When using a tree to represent a set, arrays can efficiently capture three important pieces of information about the group of disjoint sets: the parent of each element, the rank of each set (assuming the element is the root), and the size of each set (again, assuming the element is the root). Dictionaries work well where keys are elements(that may or may not necessarily translate well to indices of an array) and values are their respective parents/ranks/sizes.

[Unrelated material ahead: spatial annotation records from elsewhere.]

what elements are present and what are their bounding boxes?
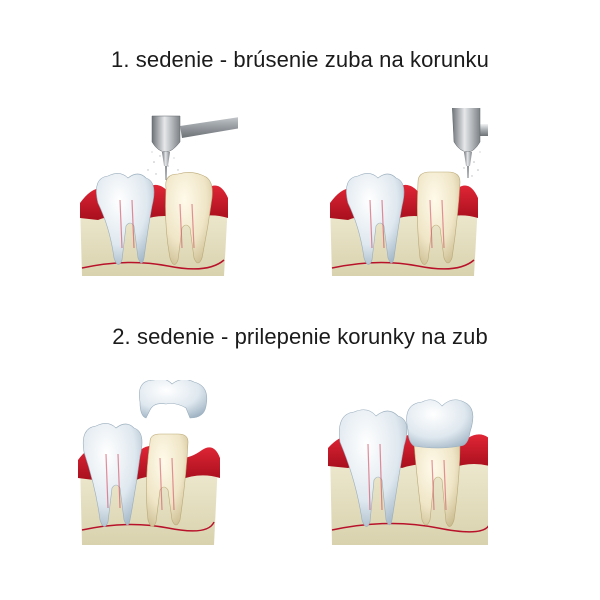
prepared-tooth-icon [146, 433, 189, 527]
crown-icon [139, 380, 208, 419]
prepared-tooth-icon [417, 171, 461, 265]
crown-seated-illustration [328, 399, 488, 545]
tooth-icon [96, 173, 155, 265]
crowned-tooth-icon [406, 399, 474, 527]
grinding-done-illustration [330, 108, 488, 276]
tooth-icon [339, 409, 408, 527]
crown-icon [406, 399, 474, 449]
step-2-title: 2. sedenie - prilepenie korunky na zub [112, 324, 488, 349]
panel-crown-placement [68, 380, 238, 550]
panel-grinding-done [318, 108, 488, 278]
crown-placement-illustration [78, 380, 220, 545]
dental-drill-icon[interactable] [151, 108, 238, 180]
step-1-title: 1. sedenie - brúsenie zuba na korunku [111, 47, 489, 72]
tooth-icon [346, 173, 405, 265]
panel-grinding-start [68, 108, 238, 278]
tooth-icon [82, 423, 143, 527]
panel-crown-seated [318, 380, 488, 550]
grinding-start-illustration [80, 108, 238, 276]
dental-drill-icon[interactable] [452, 108, 488, 178]
prepared-tooth-icon [165, 172, 213, 265]
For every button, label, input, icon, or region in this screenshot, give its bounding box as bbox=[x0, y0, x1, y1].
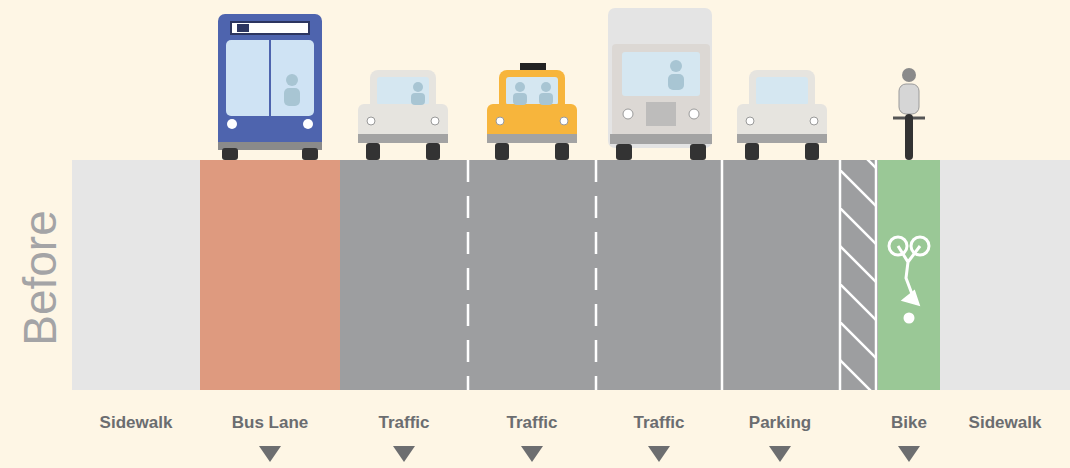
bus-body bbox=[218, 14, 322, 150]
hatch-line bbox=[841, 320, 875, 360]
lane-surface bbox=[340, 160, 468, 390]
cyclist-wheel bbox=[905, 114, 913, 160]
pointer-triangle bbox=[259, 446, 281, 462]
lane: Sidewalk bbox=[72, 160, 200, 440]
taxi-driver bbox=[539, 93, 553, 105]
lane-surface bbox=[878, 160, 940, 390]
car-driver bbox=[411, 93, 425, 105]
buffer-edge bbox=[839, 160, 842, 390]
lane-label: Traffic bbox=[320, 412, 488, 434]
bus-driver bbox=[284, 88, 300, 106]
cyclist-body bbox=[899, 84, 919, 114]
hatch-line bbox=[841, 358, 875, 390]
truck-windshield bbox=[622, 52, 700, 96]
bus-headlight bbox=[303, 119, 313, 129]
pointer-triangle bbox=[648, 446, 670, 462]
taxi-shape bbox=[487, 70, 577, 160]
hatch-line bbox=[841, 206, 875, 246]
lane-surface bbox=[596, 160, 722, 390]
parked-car bbox=[737, 70, 827, 160]
cyclist bbox=[893, 68, 925, 160]
truck-box bbox=[608, 8, 712, 148]
pointer-triangles bbox=[259, 446, 920, 462]
lane-label: Sidewalk bbox=[920, 412, 1070, 434]
truck-headlight bbox=[689, 109, 699, 119]
bus bbox=[218, 14, 322, 160]
truck-grille bbox=[646, 102, 676, 126]
lane: Bus Lane bbox=[200, 160, 340, 440]
truck-bumper bbox=[610, 134, 712, 144]
car bbox=[358, 70, 448, 160]
panel-title: Before bbox=[13, 210, 67, 346]
lane: Traffic bbox=[340, 160, 468, 440]
car-driver bbox=[413, 82, 423, 92]
pointer-triangle bbox=[769, 446, 791, 462]
truck-driver bbox=[670, 60, 682, 72]
pointer-triangle bbox=[521, 446, 543, 462]
lane-surface bbox=[72, 160, 200, 390]
lane-label: Parking bbox=[702, 412, 858, 434]
lane: Traffic bbox=[596, 160, 722, 440]
truck-headlight bbox=[623, 109, 633, 119]
taxi-passenger bbox=[515, 82, 525, 92]
hatch-line bbox=[841, 244, 875, 284]
pointer-triangle bbox=[393, 446, 415, 462]
lane: Bike bbox=[878, 160, 940, 440]
taxi-driver bbox=[541, 82, 551, 92]
lane-label: Traffic bbox=[448, 412, 616, 434]
bus-sign bbox=[231, 22, 309, 34]
taxi bbox=[487, 63, 577, 160]
bus-driver bbox=[286, 74, 298, 86]
lane-surface bbox=[200, 160, 340, 390]
truck-cab bbox=[612, 44, 710, 136]
bus-bumper bbox=[218, 142, 322, 150]
buffer-hatch bbox=[841, 160, 875, 390]
bus-window-divider bbox=[269, 40, 271, 116]
hatch-line bbox=[841, 282, 875, 322]
lane: Parking bbox=[722, 160, 838, 440]
taxi-sign bbox=[520, 63, 546, 71]
bus-headlight bbox=[227, 119, 237, 129]
lane-label: Traffic bbox=[576, 412, 742, 434]
bus-wheel bbox=[222, 148, 238, 160]
lane-label: Bike bbox=[858, 412, 960, 434]
bus-sign-mark bbox=[237, 24, 249, 32]
lane-label: Sidewalk bbox=[52, 412, 220, 434]
lane-surface bbox=[468, 160, 596, 390]
truck-driver bbox=[668, 74, 684, 90]
lane: Traffic bbox=[468, 160, 596, 440]
truck bbox=[608, 8, 712, 160]
hatch-line bbox=[841, 160, 875, 170]
hatch-line bbox=[841, 168, 875, 208]
lane: Sidewalk bbox=[940, 160, 1070, 440]
car-shape bbox=[358, 70, 448, 160]
buffer-edge bbox=[875, 160, 878, 390]
cyclist-head bbox=[902, 68, 916, 82]
bus-windshield bbox=[226, 40, 314, 116]
taxi-passenger bbox=[513, 93, 527, 105]
lane-label: Bus Lane bbox=[180, 412, 360, 434]
lane-surface bbox=[722, 160, 838, 390]
car-shape bbox=[737, 70, 827, 160]
hatched-buffer bbox=[838, 130, 878, 398]
buffer-surface bbox=[838, 160, 878, 390]
truck-wheel bbox=[616, 144, 632, 160]
truck-wheel bbox=[690, 144, 706, 160]
bus-wheel bbox=[302, 148, 318, 160]
pointer-triangle bbox=[898, 446, 920, 462]
lane-surface bbox=[940, 160, 1070, 390]
cyclist-handlebar bbox=[893, 117, 925, 120]
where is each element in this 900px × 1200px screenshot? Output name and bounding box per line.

There are two types of disjoint-set unions: union by rank and union by size. In union by rank, the root of the set with the lower rank becomes a child of the root of the set with the higher rank. If the two sets have different ranks, the rank of the resulting tree remains unchanged. However, if the sets have the same rank, it doesn't matter which root becomes the parent. In this case, the rank of the new root increases by 1 (i.e., new rank = original rank + 1). This behavior is intuitive when visualized as a tree structure.
In union by size, the root of the smaller set (i.e., the one with fewer elements) becomes a child of the root of the larger set. The size of the new set becomes the sum of the sizes of the two original sets. This makes logical sense, given that the sets are disjoint and their union simply combines all elements from both.
This data structure can be used to detect cycles in an undirected graph. For example, given all the nodes and edges of an undirected graph, you can process each edge one by one. For an edge connecting nodes 0 and 1, you perform a union operation between the set containing 0 and the set containing 1. If you encounter an edge where both nodes are already in the same set (i.e., have the same root), a cycle exists in the graph.